The story so far:
CCybersecurity experts note that apps that allow users to connect smartphones or laptops to wireless earbuds can record conversations and are vulnerable to hacks. Even the most secure smartphones like the iPhone are vulnerable to such attacks. Any app with access to Bluetooth can record users’ conversations with Siri and audio from the iOS keyboard dictation feature when wearing AirPods or Beats headsets, some app developers say. Through a process called bluebugging, a hacker can gain unauthorized access to these apps and devices and control them as they wish.
What is bluebugging?
It is a form of hacking that allows attackers to gain access to a device through its discoverable Bluetooth connection. Once a device or phone is jailbroken, a hacker can listen to calls, read and send messages, and steal and change contacts. It started as a threat to Bluetooth enabled laptops. Later hackers used the technique to target mobile phones and other devices.
Independent security researcher Martin Herfurt blogged about the bluebugging threat as early as 2004. He noted that the bug exploited a loophole in the Bluetooth protocol, allowing it to download phonebooks and call lists from the attacked user’s phone.
How does bluebugging hack devices?
Bluebugging attacks work by exploiting Bluetooth-enabled devices. The device’s Bluetooth must be in discoverable mode, which is the default setting on most devices. The hacker then tries to pair with the device via Bluetooth. Once a connection is established, hackers can use brute force attacks to bypass authentication. They can install malware in the compromised device to gain unauthorized access to it. Bluebugging can happen when a Bluetooth-enabled device is within a radius of 10 meters from the hacker. However, according to a blog by VPN service provider NordVPN, hackers can use booster antennas to extend their attack range.
How to prevent bluebugging?
Turning off Bluetooth and disconnecting paired Bluetooth devices when not in use, updating the device’s system software to the latest version, limiting the use of public Wi-Fi and using a VPN as an extra security measure are some of the ways to prevent bluebugging, Shubho Pramanik, senior vice president, Applied Cloud Computing, a Thane-based cloud service provider, said The Hindu.
Most devices make Bluetooth visible by default, making your devices susceptible to unwanted connections. So the first step would be to make your Bluetooth devices undiscoverable from Bluetooth settings. This will keep them invisible to hackers, thus preventing them from pairing with the device, NordVPN said in the blog.
Users should also watch out for suspicious activity on their devices, NordVPN suggested. “If your phone suddenly disconnects and reconnects to calls, or if you notice messages that haven’t been sent by you, it could indicate that someone is controlling your device. Reset your device to factory settings or uninstall apps you don’t recognize.” One should also monitor sudden peaks in data usage. If the amount of data used suddenly increases beyond reason, someone could control the device as part of a data-eating botnet, NordVPN said.
Modern antivirus software can also help prevent such attacks. The new antivirus software helps users detect strange and spam-like content by filtering, blocking and consistently reminding people to be vigilant, said Manoj Kumar Shastrula, CEO and founder, SOCLY.io, a cybersecurity company The Hindu.
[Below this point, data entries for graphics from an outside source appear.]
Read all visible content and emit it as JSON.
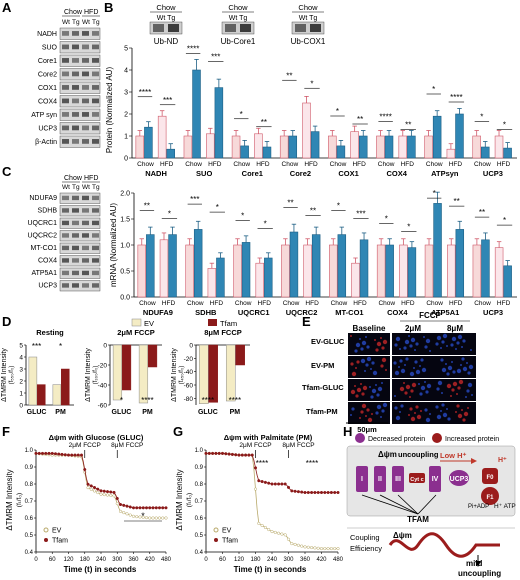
{
  "panel_letters": [
    "A",
    "B",
    "C",
    "D",
    "E",
    "F",
    "G",
    "H"
  ],
  "colors": {
    "chow_wt": "#f7d9d9",
    "chow_wt_stroke": "#d05a6a",
    "tg": "#2f86b4",
    "wt_hfd": "#fbe6ea",
    "tfam_dark": "#8b1a1a",
    "ev": "#f4ecc4",
    "purple": "#8b2f8f",
    "red_dark": "#9b1c1c"
  },
  "panelA": {
    "groups": [
      "Chow",
      "HFD"
    ],
    "lanes": [
      "Wt",
      "Tg",
      "Wt",
      "Tg"
    ],
    "rows": [
      "NADH",
      "SUO",
      "Core1",
      "Core2",
      "COX1",
      "COX4",
      "ATP syn",
      "UCP3",
      "β-Actin"
    ]
  },
  "panelB": {
    "insets": [
      {
        "groups": "Chow",
        "lanes": "Wt  Tg",
        "label": "Ub-ND"
      },
      {
        "groups": "Chow",
        "lanes": "Wt  Tg",
        "label": "Ub-Core1"
      },
      {
        "groups": "Chow",
        "lanes": "Wt  Tg",
        "label": "Ub-COX1"
      }
    ],
    "ylabel": "Protein (Normalized AU)",
    "xcats": [
      "Chow",
      "HFD"
    ],
    "yticks": [
      "0",
      "1",
      "2",
      "3",
      "4",
      "5"
    ]
  },
  "panelC": {
    "groups": [
      "Chow",
      "HFD"
    ],
    "lanes": [
      "Wt",
      "Tg",
      "Wt",
      "Tg"
    ],
    "rows": [
      "NDUFA9",
      "SDHB",
      "UQCRC1",
      "UQCRC2",
      "MT-CO1",
      "COX4",
      "ATP5A1",
      "UCP3"
    ],
    "ylabel": "mRNA (Normalized AU)",
    "xcats": [
      "Chow",
      "HFD"
    ],
    "yticks": [
      "0.0",
      "0.5",
      "1.0",
      "1.5",
      "2.0"
    ]
  },
  "panelD": {
    "legend": [
      "EV",
      "Tfam"
    ],
    "titles": [
      "Resting",
      "2μM FCCP",
      "8μM FCCP"
    ],
    "ylabel": "ΔTMRM Intensity",
    "ysub": "(f₅₅₀/f₀)",
    "ysub2": "(f₃₉₀/f₀)",
    "ysub3": "(f₄₅₀/f₀)",
    "xcats": [
      "GLUC",
      "PM"
    ],
    "yticks1": [
      "0",
      "1",
      "2",
      "3",
      "4",
      "5"
    ],
    "yticks2": [
      "-60",
      "-40",
      "-20",
      "0"
    ],
    "yticks3": [
      "-80",
      "-60",
      "-40",
      "-20",
      "0"
    ]
  },
  "panelE": {
    "cols": [
      "Baseline",
      "2μM",
      "8μM"
    ],
    "fccp": "FCCP",
    "rows": [
      "EV-GLUC",
      "EV-PM",
      "Tfam-GLUC",
      "Tfam-PM"
    ],
    "scale": "50μm"
  },
  "panelF": {
    "title": "Δψm with Glucose (GLUC)",
    "xlabel": "Time  (t) in seconds",
    "ylabel": "ΔTMRM Intensity",
    "ysub": "(fₜ/f₀)",
    "ann1": "2μM FCCP",
    "ann2": "8μM FCCP",
    "legend": [
      "EV",
      "Tfam"
    ],
    "star": "*",
    "xticks": [
      "0",
      "60",
      "120",
      "180",
      "240",
      "300",
      "360",
      "420",
      "480"
    ],
    "yticks": [
      "1.0",
      "0.9",
      "0.8",
      "0.7",
      "0.6",
      "0.5",
      "0.4"
    ]
  },
  "panelG": {
    "title": "Δψm with Palmitate (PM)",
    "xlabel": "Time  (t) in seconds",
    "ylabel": "ΔTMRM Intensity",
    "ysub": "(fₜ/f₀)",
    "ann1": "2μM FCCP",
    "ann2": "8μM FCCP",
    "legend": [
      "EV",
      "Tfam"
    ],
    "stars": [
      "****",
      "****"
    ],
    "xticks": [
      "0",
      "60",
      "120",
      "180",
      "240",
      "300",
      "360",
      "420",
      "480"
    ],
    "yticks": [
      "1.0",
      "0.9",
      "0.8",
      "0.7",
      "0.6",
      "0.5",
      "0.4"
    ]
  },
  "panelH": {
    "legend_dec": "Decreased protein",
    "legend_inc": "Increased protein",
    "dpsi": "Δψm",
    "uncoupling": "uncoupling",
    "lowh": "Low H⁺",
    "complexes": [
      "I",
      "II",
      "III",
      "Cyt c",
      "IV",
      "UCP3"
    ],
    "f0": "F0",
    "f1": "F1",
    "hplus": "H⁺",
    "tfam": "TFAM",
    "adp": "Pi+ADP",
    "hatp": "H⁺ ATP",
    "coupling": "Coupling",
    "efficiency": "Efficiency",
    "mild": "mild",
    "mild2": "uncoupling"
  },
  "chart_data": [
    {
      "type": "bar",
      "panel": "B",
      "ylabel": "Protein (Normalized AU)",
      "ylim": [
        0,
        5
      ],
      "categories": [
        "NADH",
        "SUO",
        "Core1",
        "Core2",
        "COX1",
        "COX4",
        "ATPsyn",
        "UCP3"
      ],
      "series": [
        {
          "name": "Wt Chow",
          "values": [
            1.0,
            1.0,
            1.0,
            1.0,
            1.0,
            1.0,
            1.0,
            1.0
          ]
        },
        {
          "name": "Tg Chow",
          "values": [
            1.4,
            4.0,
            0.55,
            1.0,
            0.55,
            1.0,
            1.9,
            0.5
          ]
        },
        {
          "name": "Wt HFD",
          "values": [
            1.9,
            1.1,
            1.1,
            2.5,
            1.2,
            1.0,
            0.4,
            1.0
          ]
        },
        {
          "name": "Tg HFD",
          "values": [
            0.4,
            3.2,
            0.5,
            1.2,
            1.0,
            1.0,
            2.0,
            0.45
          ]
        }
      ],
      "annotations": [
        "****",
        "***",
        "****",
        "***",
        "*",
        "**",
        "**",
        "*",
        "*",
        "**",
        "****",
        "**",
        "*",
        "****",
        "*",
        "*"
      ]
    },
    {
      "type": "bar",
      "panel": "C",
      "ylabel": "mRNA (Normalized AU)",
      "ylim": [
        0,
        2
      ],
      "categories": [
        "NDUFA9",
        "SDHB",
        "UQCRC1",
        "UQCRC2",
        "MT-CO1",
        "COX4",
        "ATP5A1",
        "UCP3"
      ],
      "series": [
        {
          "name": "Wt Chow",
          "values": [
            1.0,
            1.0,
            1.0,
            1.0,
            1.0,
            1.0,
            1.0,
            1.0
          ]
        },
        {
          "name": "Tg Chow",
          "values": [
            1.2,
            1.3,
            1.05,
            1.25,
            1.2,
            1.0,
            1.8,
            1.1
          ]
        },
        {
          "name": "Wt HFD",
          "values": [
            1.1,
            0.55,
            0.65,
            1.0,
            0.65,
            1.0,
            1.0,
            0.95
          ]
        },
        {
          "name": "Tg HFD",
          "values": [
            1.2,
            0.75,
            0.75,
            1.2,
            1.1,
            0.95,
            1.3,
            0.6
          ]
        }
      ],
      "annotations": [
        "**",
        "*",
        "***",
        "*",
        "*",
        "*",
        "**"
      ]
    },
    {
      "type": "bar",
      "panel": "D-resting",
      "title": "Resting",
      "categories": [
        "GLUC",
        "PM"
      ],
      "ylim": [
        0,
        5
      ],
      "series": [
        {
          "name": "EV",
          "values": [
            4.0,
            1.7
          ]
        },
        {
          "name": "Tfam",
          "values": [
            1.7,
            3.0
          ]
        }
      ],
      "annotations": [
        "***",
        "*"
      ]
    },
    {
      "type": "bar",
      "panel": "D-2uM",
      "title": "2μM FCCP",
      "categories": [
        "GLUC",
        "PM"
      ],
      "ylim": [
        -60,
        0
      ],
      "series": [
        {
          "name": "EV",
          "values": [
            -55,
            -58
          ]
        },
        {
          "name": "Tfam",
          "values": [
            -45,
            -22
          ]
        }
      ],
      "annotations": [
        "*",
        "****"
      ]
    },
    {
      "type": "bar",
      "panel": "D-8uM",
      "title": "8μM FCCP",
      "categories": [
        "GLUC",
        "PM"
      ],
      "ylim": [
        -90,
        0
      ],
      "series": [
        {
          "name": "EV",
          "values": [
            -88,
            -84
          ]
        },
        {
          "name": "Tfam",
          "values": [
            -86,
            -30
          ]
        }
      ],
      "annotations": [
        "****",
        "****"
      ]
    },
    {
      "type": "line",
      "panel": "F",
      "title": "Δψm with Glucose (GLUC)",
      "xlabel": "Time  (t) in seconds",
      "xlim": [
        0,
        480
      ],
      "ylim": [
        0.4,
        1.0
      ],
      "series": [
        {
          "name": "EV",
          "x": [
            0,
            60,
            120,
            170,
            190,
            240,
            290,
            310,
            360,
            420,
            480
          ],
          "y": [
            0.98,
            0.97,
            0.97,
            0.96,
            0.78,
            0.74,
            0.73,
            0.64,
            0.61,
            0.6,
            0.6
          ]
        },
        {
          "name": "Tfam",
          "x": [
            0,
            60,
            120,
            170,
            190,
            240,
            290,
            310,
            360,
            420,
            480
          ],
          "y": [
            0.98,
            0.98,
            0.97,
            0.97,
            0.8,
            0.76,
            0.75,
            0.68,
            0.66,
            0.66,
            0.66
          ]
        }
      ]
    },
    {
      "type": "line",
      "panel": "G",
      "title": "Δψm with Palmitate (PM)",
      "xlabel": "Time  (t) in seconds",
      "xlim": [
        0,
        480
      ],
      "ylim": [
        0.4,
        1.0
      ],
      "series": [
        {
          "name": "EV",
          "x": [
            0,
            60,
            120,
            170,
            190,
            240,
            290,
            310,
            360,
            420,
            480
          ],
          "y": [
            0.98,
            0.98,
            0.97,
            0.97,
            0.57,
            0.52,
            0.5,
            0.45,
            0.43,
            0.42,
            0.42
          ]
        },
        {
          "name": "Tfam",
          "x": [
            0,
            60,
            120,
            170,
            190,
            240,
            290,
            310,
            360,
            420,
            480
          ],
          "y": [
            0.98,
            0.98,
            0.97,
            0.97,
            0.82,
            0.8,
            0.8,
            0.76,
            0.75,
            0.75,
            0.75
          ]
        }
      ]
    }
  ]
}
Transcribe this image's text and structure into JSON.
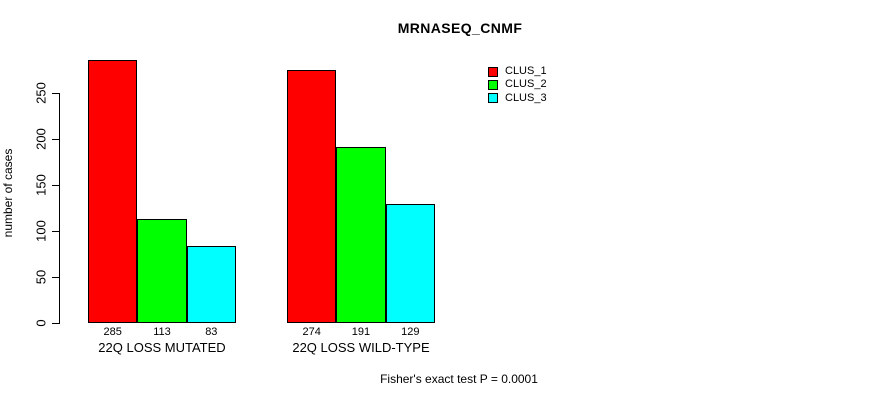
{
  "chart_data": {
    "type": "bar",
    "title": "MRNASEQ_CNMF",
    "ylabel": "number of cases",
    "xlabel": "",
    "categories": [
      "22Q LOSS MUTATED",
      "22Q LOSS WILD-TYPE"
    ],
    "series": [
      {
        "name": "CLUS_1",
        "color": "#ff0000",
        "values": [
          285,
          274
        ]
      },
      {
        "name": "CLUS_2",
        "color": "#00ff00",
        "values": [
          113,
          191
        ]
      },
      {
        "name": "CLUS_3",
        "color": "#00ffff",
        "values": [
          83,
          129
        ]
      }
    ],
    "yticks": [
      0,
      50,
      100,
      150,
      200,
      250
    ],
    "ylim": [
      0,
      290
    ],
    "grid": false,
    "legend_position": "top-right",
    "bar_labels_shown": true,
    "annotation": "Fisher's exact test P = 0.0001",
    "colors": {
      "background": "#ffffff",
      "axis": "#000000",
      "text": "#000000"
    }
  }
}
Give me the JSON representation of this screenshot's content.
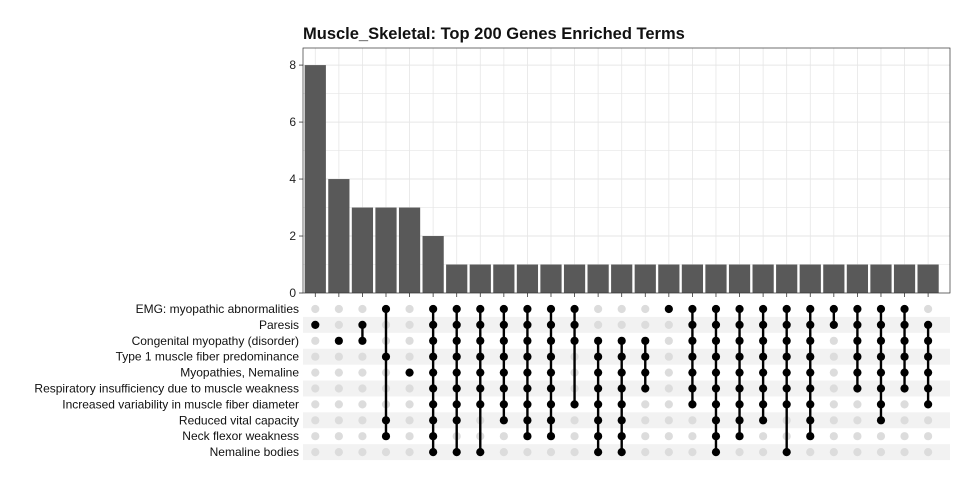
{
  "chart_data": {
    "type": "bar",
    "title": "Muscle_Skeletal: Top 200 Genes Enriched Terms",
    "xlabel": "",
    "ylabel": "",
    "ylim": [
      0,
      8.6
    ],
    "yticks": [
      0,
      2,
      4,
      6,
      8
    ],
    "grid": true,
    "colors": {
      "bar": "#595959",
      "dot_active": "#000000",
      "dot_inactive": "#dcdcdc",
      "stripe": "#f2f2f2",
      "grid": "#e6e6e6",
      "frame": "#333333"
    },
    "sets": [
      "EMG: myopathic abnormalities",
      "Paresis",
      "Congenital myopathy (disorder)",
      "Type 1 muscle fiber predominance",
      "Myopathies, Nemaline",
      "Respiratory insufficiency due to muscle weakness",
      "Increased variability in muscle fiber diameter",
      "Reduced vital capacity",
      "Neck flexor weakness",
      "Nemaline bodies"
    ],
    "values": [
      8,
      4,
      3,
      3,
      3,
      2,
      1,
      1,
      1,
      1,
      1,
      1,
      1,
      1,
      1,
      1,
      1,
      1,
      1,
      1,
      1,
      1,
      1,
      1,
      1,
      1,
      1
    ],
    "intersections": [
      [
        1
      ],
      [
        2
      ],
      [
        1,
        2
      ],
      [
        0,
        3,
        7,
        8
      ],
      [
        4
      ],
      [
        0,
        1,
        2,
        3,
        4,
        5,
        6,
        7,
        8,
        9
      ],
      [
        0,
        1,
        2,
        3,
        4,
        5,
        6,
        7,
        9
      ],
      [
        0,
        1,
        2,
        3,
        4,
        5,
        6,
        9
      ],
      [
        0,
        1,
        2,
        3,
        4,
        5,
        6,
        7
      ],
      [
        0,
        1,
        2,
        3,
        4,
        5,
        6,
        7,
        8
      ],
      [
        0,
        1,
        2,
        3,
        4,
        5,
        6,
        7,
        8
      ],
      [
        0,
        1,
        2,
        6
      ],
      [
        2,
        3,
        4,
        5,
        6,
        7,
        8,
        9
      ],
      [
        2,
        3,
        4,
        5,
        6,
        7,
        8,
        9
      ],
      [
        2,
        3,
        4,
        5
      ],
      [
        0
      ],
      [
        0,
        1,
        2,
        3,
        4,
        5,
        6
      ],
      [
        0,
        1,
        2,
        3,
        4,
        5,
        6,
        7,
        8,
        9
      ],
      [
        0,
        1,
        2,
        3,
        4,
        5,
        6,
        7,
        8
      ],
      [
        0,
        1,
        2,
        3,
        4,
        5,
        6,
        7
      ],
      [
        0,
        1,
        2,
        3,
        4,
        5,
        6,
        9
      ],
      [
        0,
        1,
        2,
        3,
        4,
        5,
        6,
        7,
        8
      ],
      [
        0,
        1
      ],
      [
        0,
        1,
        2,
        3,
        4,
        5
      ],
      [
        0,
        1,
        2,
        3,
        4,
        5,
        6,
        7
      ],
      [
        0,
        1,
        2,
        3,
        4,
        5
      ],
      [
        1,
        2,
        3,
        4,
        5,
        6
      ]
    ]
  }
}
Which devices are most vulnerable to such attacks?
Any Bluetooth-enabled device can be bluebugged. Wireless earbuds are vulnerable to such hacks. Apps that allow users to connect TWS (True Wireless Stereo) devices or earbuds can record calls. The apps for these TWS devices can record calls. Once hacked, the attacker can make and listen to calls, read and send messages, and change or steal your contacts, Pramanik said.
Apple has also previously acknowledged that wireless earbuds can record calls. “An app may be able to record audio using a connected pair of AirPods,” Apple said on its support page as it released fixes for the issue. However, smartphones are more vulnerable to this type of hacking as most users leave Bluetooth on in public places, where hackers can lurk.
Today, many smartphones have their Bluetooth settings on discovery mode, making it easy for hackers to access the phones when they are within 10 meters of the device. Some earlier models of Bluetooth phones were vulnerable to bluebugging but have since been patched, said Arindam Mitra, co-founder, CTO and President of Services, ProcessIT Global. The Hindu. However, devices with short PINs for a password can be easily cracked with brute-force computing and may also be vulnerable to these attacks, Mr. Mitra added.